After reviewing and statistically summarizing 35 studies from 1983 to 2006, Chida and Steptoe (2009) concluded that the bulk of the evidence suggests that anger and hostility constitute serious long-term risk factors for adverse cardiovascular outcomes among both healthy individuals and those already suffering from heart disease. One reason angry and hostile moods might contribute to cardiovascular diseases is that such moods can create social strain, mainly in the form of antagonistic social encounters with others. This strain could then lay the foundation for disease-promoting cardiovascular responses among hostile individuals (Vella, Kamarck, Flory, & Manuck, 2012). In this transactional model, hostility and social strain form a cycle (Figure).

A figure showing the outlines of the female and male body represent the social interactions outlined in the transactional model of hostility. A hostile person’s behavior is listed as hostile, confrontational, defensive, and aggressive. The recipient’s response is surprise, avoidance, and defensiveness.

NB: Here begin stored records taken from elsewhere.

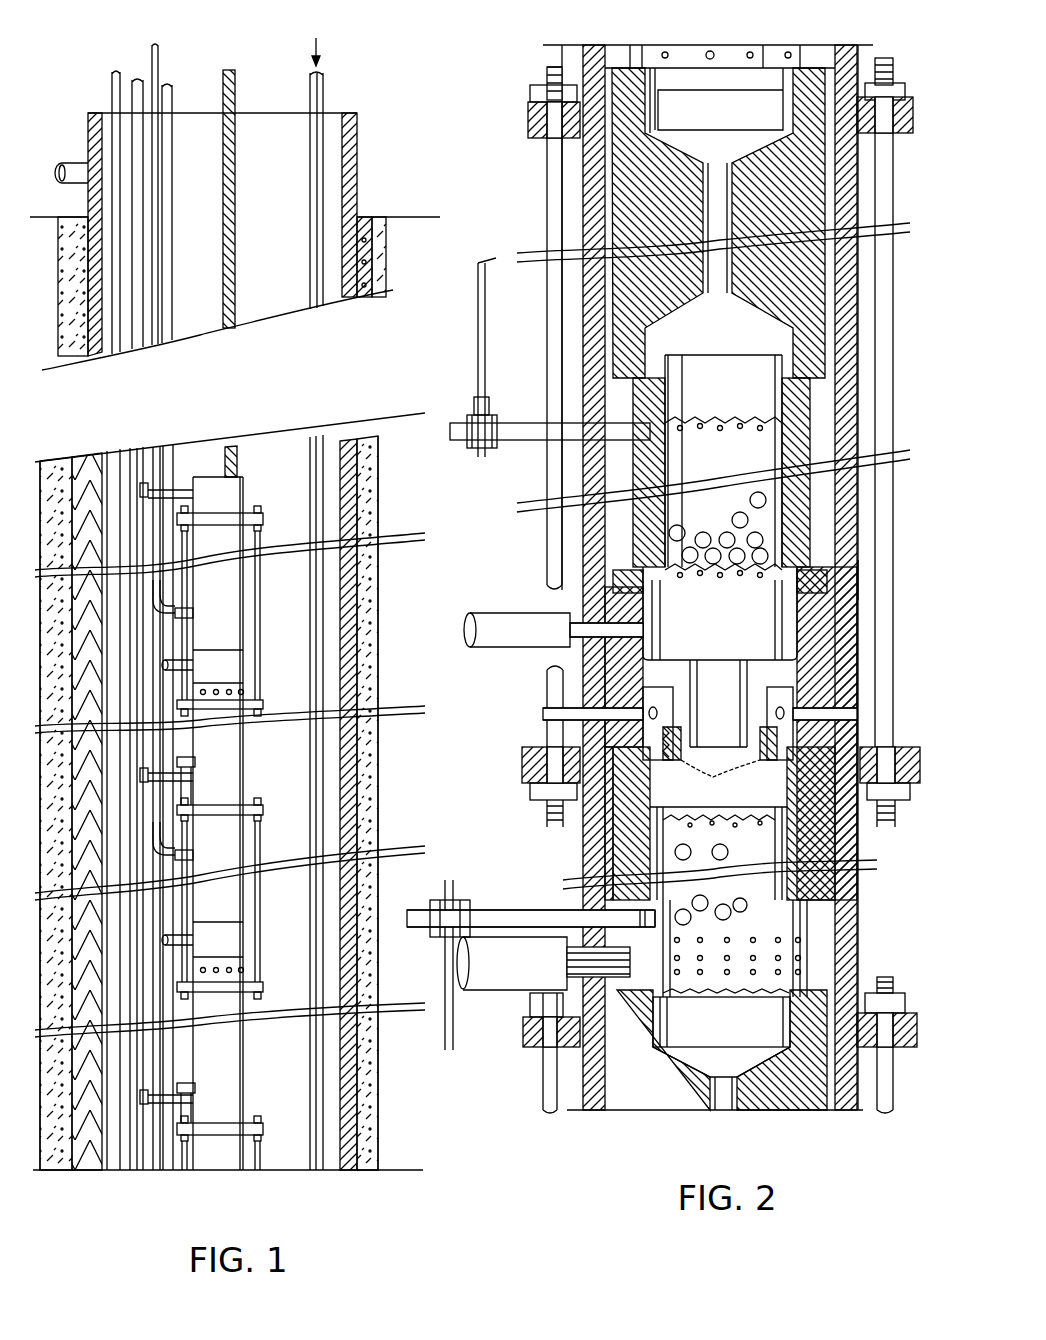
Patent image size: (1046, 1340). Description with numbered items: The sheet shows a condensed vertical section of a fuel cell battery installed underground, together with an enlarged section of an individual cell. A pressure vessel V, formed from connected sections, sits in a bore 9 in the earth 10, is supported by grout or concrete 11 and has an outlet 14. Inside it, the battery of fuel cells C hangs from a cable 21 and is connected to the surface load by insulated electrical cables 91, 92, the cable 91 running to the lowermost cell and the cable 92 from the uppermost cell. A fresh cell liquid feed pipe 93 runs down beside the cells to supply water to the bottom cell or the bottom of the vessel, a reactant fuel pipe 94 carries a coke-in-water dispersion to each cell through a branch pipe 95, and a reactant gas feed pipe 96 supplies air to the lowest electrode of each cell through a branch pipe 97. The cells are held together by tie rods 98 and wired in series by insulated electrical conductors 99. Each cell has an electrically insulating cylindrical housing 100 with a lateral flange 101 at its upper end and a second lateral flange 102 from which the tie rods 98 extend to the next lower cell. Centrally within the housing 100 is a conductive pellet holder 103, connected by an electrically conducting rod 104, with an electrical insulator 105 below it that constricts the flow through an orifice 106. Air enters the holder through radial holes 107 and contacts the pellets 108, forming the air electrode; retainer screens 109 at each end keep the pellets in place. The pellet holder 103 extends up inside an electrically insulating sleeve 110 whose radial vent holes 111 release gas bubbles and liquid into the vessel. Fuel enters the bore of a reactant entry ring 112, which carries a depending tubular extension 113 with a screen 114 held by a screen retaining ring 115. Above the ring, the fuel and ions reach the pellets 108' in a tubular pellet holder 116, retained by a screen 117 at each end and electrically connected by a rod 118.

In FIG. 1, the bore 9 is at (380, 250).
In FIG. 1, the earth 10 is at (398, 217).
In FIG. 1, the grout or concrete 11 is at (370, 217).
In FIG. 1, the outlet 14 is at (72, 158).
In FIG. 1, the cable 21 is at (236, 78).
In FIG. 1, the insulated electrical cable 91 is at (112, 90).
In FIG. 1, the insulated electrical cable 92 is at (160, 64).
In FIG. 1, the fresh cell liquid feed pipe 93 is at (324, 80).
In FIG. 1, the reactant fuel pipe 94 is at (174, 92).
In FIG. 1, the branch pipe 95 is at (194, 665).
In FIG. 2, the branch pipe 95 is at (518, 613).
In FIG. 1, the reactant gas feed pipe 96 is at (132, 82).
In FIG. 1, the branch pipe 97 is at (190, 488).
In FIG. 2, the branch pipe 97 is at (500, 990).
In FIG. 1, the tie rods 98 is at (261, 640).
In FIG. 2, the tie rods 98 is at (895, 152).
In FIG. 1, the insulated electrical conductor 99 is at (167, 1190).
In FIG. 2, the insulated electrical conductor 99 is at (478, 333).
In FIG. 1, the cylindrical housing 100 is at (244, 545).
In FIG. 2, the cylindrical housing 100 is at (575, 160).
In FIG. 1, the lateral flange 101 is at (264, 704).
In FIG. 2, the lateral flange 101 is at (535, 748).
In FIG. 1, the second lateral flange 102 is at (263, 513).
In FIG. 2, the second lateral flange 102 is at (912, 98).
In FIG. 2, the pellet holder 103 is at (735, 45).
In FIG. 1, the electrically conducting rod 104 is at (196, 762).
In FIG. 2, the electrically conducting rod 104 is at (525, 910).
In FIG. 2, the electrical insulator 105 is at (612, 230).
In FIG. 2, the orifice 106 is at (710, 172).
In FIG. 2, the radial holes 107 is at (666, 50).
In FIG. 2, the pellets 108 is at (738, 909).
In FIG. 2, the pellets 108' is at (718, 525).
In FIG. 2, the retainer screens 109 is at (700, 812).
In FIG. 2, the electrically insulating sleeve 110 is at (855, 850).
In FIG. 1, the radial vent holes 111 is at (245, 692).
In FIG. 2, the radial vent holes 111 is at (585, 712).
In FIG. 1, the reactant entry ring 112 is at (246, 672).
In FIG. 2, the reactant entry ring 112 is at (860, 598).
In FIG. 2, the tubular extension 113 is at (745, 715).
In FIG. 2, the screen 114 is at (742, 772).
In FIG. 2, the screen retaining ring 115 is at (663, 762).
In FIG. 2, the tubular pellet holder 116 is at (675, 395).
In FIG. 2, the screen 117 is at (730, 420).
In FIG. 1, the rod 118 is at (192, 612).
In FIG. 2, the rod 118 is at (535, 440).
In FIG. 1, the fuel cells C is at (240, 620).
In FIG. 1, the pressure vessel V is at (362, 146).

The transactional cycle is reinforcement of hostile behavior, and the hostile person’s thoughts and feelings are anger, mistrust, and devalues others. Arrows connecting the female and male figures show a continuous pattern.

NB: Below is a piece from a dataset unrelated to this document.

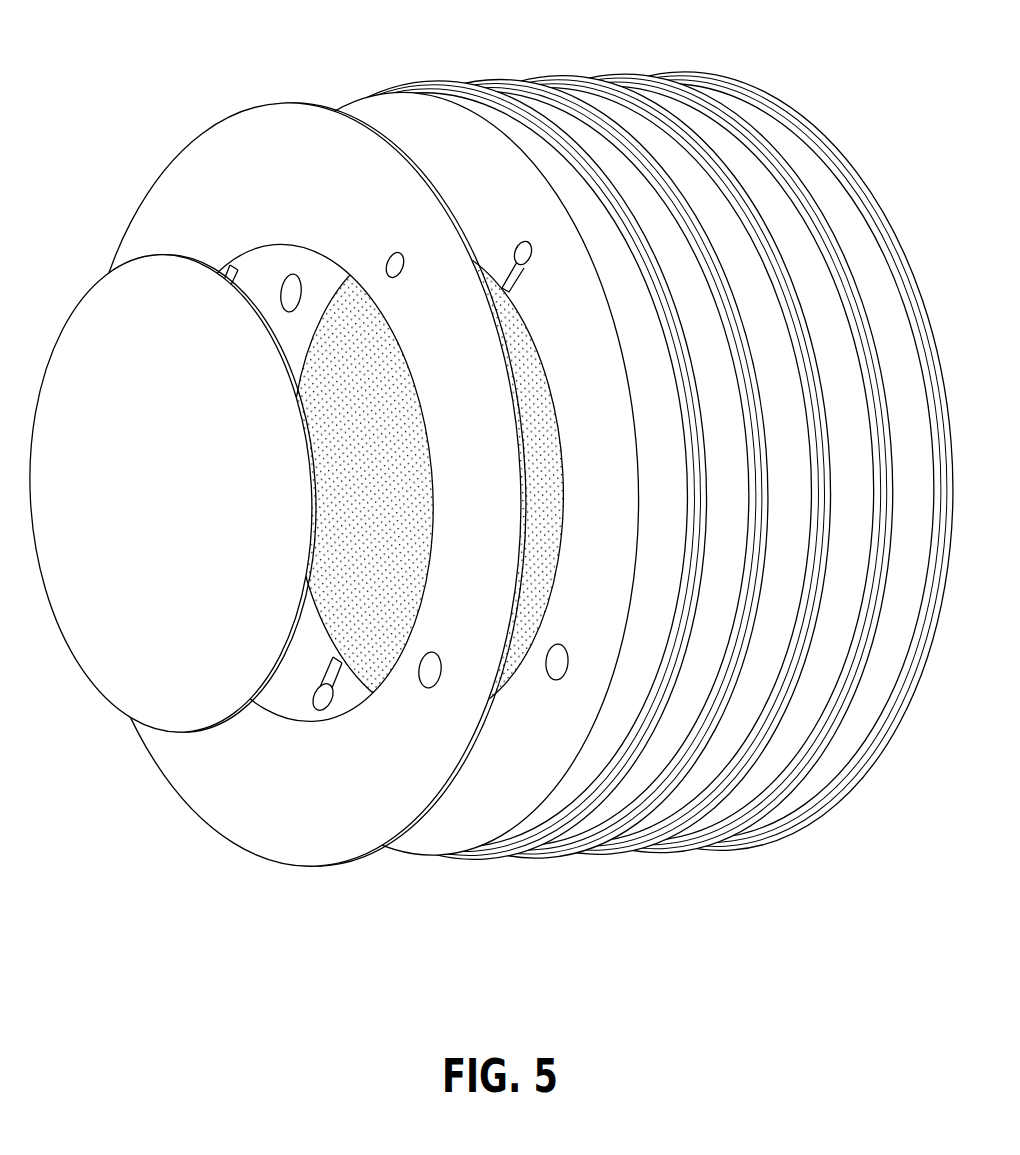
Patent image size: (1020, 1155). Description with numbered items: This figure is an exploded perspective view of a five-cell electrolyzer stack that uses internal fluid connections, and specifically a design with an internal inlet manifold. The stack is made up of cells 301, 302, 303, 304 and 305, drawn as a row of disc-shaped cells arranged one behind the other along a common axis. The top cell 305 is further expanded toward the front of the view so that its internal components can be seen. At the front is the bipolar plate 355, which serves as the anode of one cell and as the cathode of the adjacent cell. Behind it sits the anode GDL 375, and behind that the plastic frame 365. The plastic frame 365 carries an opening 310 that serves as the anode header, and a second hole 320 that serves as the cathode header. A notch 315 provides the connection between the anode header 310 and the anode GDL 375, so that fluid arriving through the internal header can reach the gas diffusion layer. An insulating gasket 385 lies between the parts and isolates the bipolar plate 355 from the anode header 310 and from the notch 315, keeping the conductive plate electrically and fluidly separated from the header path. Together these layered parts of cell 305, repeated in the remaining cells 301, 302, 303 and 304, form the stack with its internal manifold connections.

According to the transactional model of hostility for predicting social interactions (Vella et al., 2012), the thoughts and feelings of a hostile person promote antagonistic behavior toward others, which in turn reinforces complimentary reactions from others, thereby intensifying ones’ hostile disposition and intensifying the cyclical nature of this relationship.

For example, suppose Kaitlin has a hostile disposition; she has a cynical, distrustful attitude toward others and often thinks that other people are out to get her. She is very defensive around people, even those she has known for years, and she is always looking for signs that others are either disrespecting or belittling her. In the shower each morning before work, she often mentally rehearses what she would say to someone who said or did something that angered her, such as making a political statement that was counter to her own ideology. As Kaitlin goes through these mental rehearsals, she often grins and thinks about the retaliation on anyone who will irk her that day.

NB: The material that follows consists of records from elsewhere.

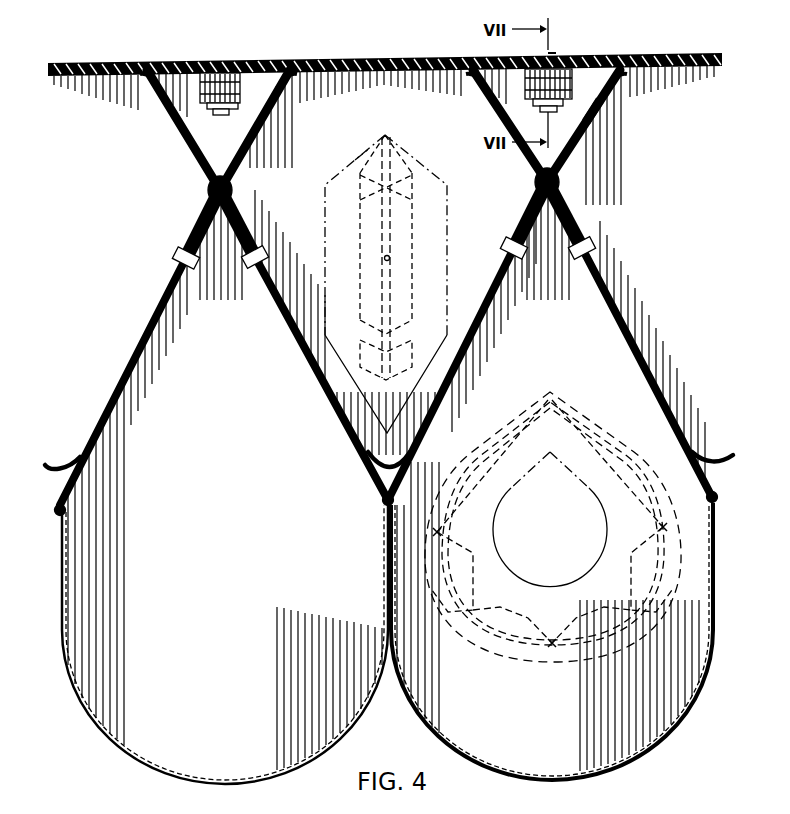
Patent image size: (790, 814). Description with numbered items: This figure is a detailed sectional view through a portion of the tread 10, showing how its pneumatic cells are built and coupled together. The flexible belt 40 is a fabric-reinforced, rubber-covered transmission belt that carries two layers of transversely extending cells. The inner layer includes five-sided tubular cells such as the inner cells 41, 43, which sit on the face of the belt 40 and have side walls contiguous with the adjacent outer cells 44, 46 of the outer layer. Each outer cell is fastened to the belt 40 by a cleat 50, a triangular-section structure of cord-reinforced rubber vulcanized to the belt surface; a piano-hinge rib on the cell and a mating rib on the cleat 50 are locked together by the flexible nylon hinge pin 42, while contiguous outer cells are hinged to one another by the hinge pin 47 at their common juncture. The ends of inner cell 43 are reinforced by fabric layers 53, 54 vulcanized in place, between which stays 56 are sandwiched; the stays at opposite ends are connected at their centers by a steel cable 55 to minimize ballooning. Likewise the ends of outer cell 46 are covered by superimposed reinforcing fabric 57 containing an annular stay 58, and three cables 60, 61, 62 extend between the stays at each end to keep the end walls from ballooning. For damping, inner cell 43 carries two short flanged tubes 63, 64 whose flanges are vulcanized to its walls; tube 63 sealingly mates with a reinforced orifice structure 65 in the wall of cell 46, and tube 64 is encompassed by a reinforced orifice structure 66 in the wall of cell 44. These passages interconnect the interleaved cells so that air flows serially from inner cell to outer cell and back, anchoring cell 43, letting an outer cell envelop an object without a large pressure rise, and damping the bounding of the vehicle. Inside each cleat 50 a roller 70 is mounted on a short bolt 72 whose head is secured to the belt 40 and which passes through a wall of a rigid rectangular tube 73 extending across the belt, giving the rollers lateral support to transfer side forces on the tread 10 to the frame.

The tread 10 is at (100, 738).
The flexible belt 40 is at (355, 58).
The inner cell 41 is at (116, 211).
The hinge pin 42 is at (212, 188).
The inner cell 43 is at (371, 123).
The outer cell 44 is at (221, 577).
The outer cell 46 is at (542, 741).
The hinge pin 47 is at (382, 503).
The cleat 50 is at (252, 143).
The reinforcing fabric layer 53 is at (365, 198).
The reinforcing fabric layer 54 is at (353, 163).
The cable 55 is at (389, 257).
The stay 56 is at (378, 233).
The reinforcing fabric 57 is at (527, 377).
The annular stay 58 is at (572, 378).
The cable 60 is at (445, 532).
The cable 61 is at (553, 647).
The cable 62 is at (660, 527).
The flanged tube 63 is at (520, 256).
The flanged tube 64 is at (247, 262).
The reinforced orifice structure 65 is at (517, 262).
The reinforced orifice structure 66 is at (262, 278).
The roller 70 is at (527, 97).
The bolt 72 is at (550, 55).
The rectangular tube 73 is at (588, 122).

Socially, she is confrontational and tends to use a harsh tone with people, which often leads to very disagreeable and sometimes argumentative social interactions. As you might imagine, Kaitlin is not especially popular with others, including coworkers, neighbors, and even members of her own family. They either avoid her at all costs or snap back at her, which causes Kaitlin to become even more cynical and distrustful of others, making her disposition even more hostile. Kaitlin’s hostility—through her own doing—has created an antagonistic environment that cyclically causes her to become even more hostile and angry, thereby potentially setting the stage for cardiovascular problems.

In addition to anger and hostility, a number of other negative emotional states have been linked with heart disease, including negative affectivity and depression (Suls & Bunde, 2005). Negative affectivity is a tendency to experience distressed emotional states involving anger, contempt, disgust, guilt, fear, and nervousness (Watson, Clark, & Tellegen, 1988). It has been linked with the development of both hypertension and heart disease. For example, over 3,000 initially healthy participants in one study were tracked longitudinally, up to 22 years. Those with higher levels of negative affectivity at the time the study began were substantially more likely to develop and be treated for hypertension during the ensuing years than were those with lower levels of negative affectivity (Jonas & Lando, 2000). In addition, a study of over 10,000 middle-aged London-based civil servants who were followed an average of 12.5 years revealed that those who earlier had scored in the upper third on a test of negative affectivity were 32% more likely to have experienced heart disease, heart attack, or angina over a period of years than were those who scored in the lowest third (Nabi, Kivimaki, De Vogli, Marmot, & Singh-Manoux, 2008). Hence, negative affectivity appears to be a potentially vital risk factor for the development of cardiovascular disorders.